Friday night topic: Virtualizing your stuff


— 5:52 PM on August 8, 2014

The rise of virtualization has transformed the landscape in IT in the past ten years. Sounds a little stiff and boring, maybe, but the ability to fire up a system inside of a software-based box can be incredibly useful—and not just for servers.

My first run-ins with virtualization came way before that term was in use. I used to run Mac emulators on my Atari ST and Amiga 3000 computers back in the day, so I could get a high-quality word processor to work alongside all the color and games on my computers of choice. Was fun to tweak Mac guys by going meta on their entire OS.

Nowadays, the Mac guys tend to be the ones using VMs to run Windows.

MAME, the multi-arcade-machine emulator, runs a series of pretty precise, low-level hardware emulation VMs, and that's nothing but pure entertainment. (Well, and fiddling with ROMs.) I've used Amiga Forever to resurrect my A3000 and play some sweet, sweet Psygnosis games.

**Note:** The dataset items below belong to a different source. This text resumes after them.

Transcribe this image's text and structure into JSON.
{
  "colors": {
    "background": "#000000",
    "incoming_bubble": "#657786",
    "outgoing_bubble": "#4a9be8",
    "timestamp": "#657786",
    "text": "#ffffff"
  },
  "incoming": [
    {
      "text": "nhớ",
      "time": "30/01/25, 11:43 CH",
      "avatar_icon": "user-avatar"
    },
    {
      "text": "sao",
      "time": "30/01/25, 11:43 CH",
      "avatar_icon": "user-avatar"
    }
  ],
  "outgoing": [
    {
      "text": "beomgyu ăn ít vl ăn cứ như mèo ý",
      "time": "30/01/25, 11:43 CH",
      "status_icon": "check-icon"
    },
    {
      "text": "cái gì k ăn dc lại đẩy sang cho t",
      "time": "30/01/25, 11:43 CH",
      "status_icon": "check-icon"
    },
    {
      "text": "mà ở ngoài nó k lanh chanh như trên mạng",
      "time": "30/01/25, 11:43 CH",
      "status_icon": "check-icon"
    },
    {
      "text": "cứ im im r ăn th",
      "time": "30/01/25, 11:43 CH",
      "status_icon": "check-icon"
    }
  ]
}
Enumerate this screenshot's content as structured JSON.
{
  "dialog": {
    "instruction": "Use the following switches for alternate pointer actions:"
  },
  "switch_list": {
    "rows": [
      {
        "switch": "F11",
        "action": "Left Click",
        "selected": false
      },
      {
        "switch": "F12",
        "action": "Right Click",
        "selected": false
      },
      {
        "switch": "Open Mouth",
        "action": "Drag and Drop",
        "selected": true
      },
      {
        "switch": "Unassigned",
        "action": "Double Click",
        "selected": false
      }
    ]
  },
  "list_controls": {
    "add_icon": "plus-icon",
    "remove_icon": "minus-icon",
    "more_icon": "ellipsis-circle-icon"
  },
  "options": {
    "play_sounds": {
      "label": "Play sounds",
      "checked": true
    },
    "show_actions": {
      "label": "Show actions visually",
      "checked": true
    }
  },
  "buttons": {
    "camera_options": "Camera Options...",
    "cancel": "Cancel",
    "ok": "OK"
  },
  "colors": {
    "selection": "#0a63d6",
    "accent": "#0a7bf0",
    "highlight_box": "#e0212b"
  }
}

Technically, one uses a VM to run Minecraft, too, I suppose, but that's getting a little precious.

I keep a VirtualBox VM around on my desktop running Windows 7, so I can run some older software I like and so I can use all the scanning features of my (still relatively new) copy/fax/scan/print device.

And here at TR, we are working on converting our web servers to VMs, as well. The added flexibility is looking very attractive, and I think we can gain performance overall simply be being able to move to newer hardware with ease.

So... how do use VMs? What are they good for?  Any disappointments or frustrations about what they can't yet do, or are those getting to be rare these days? Discuss.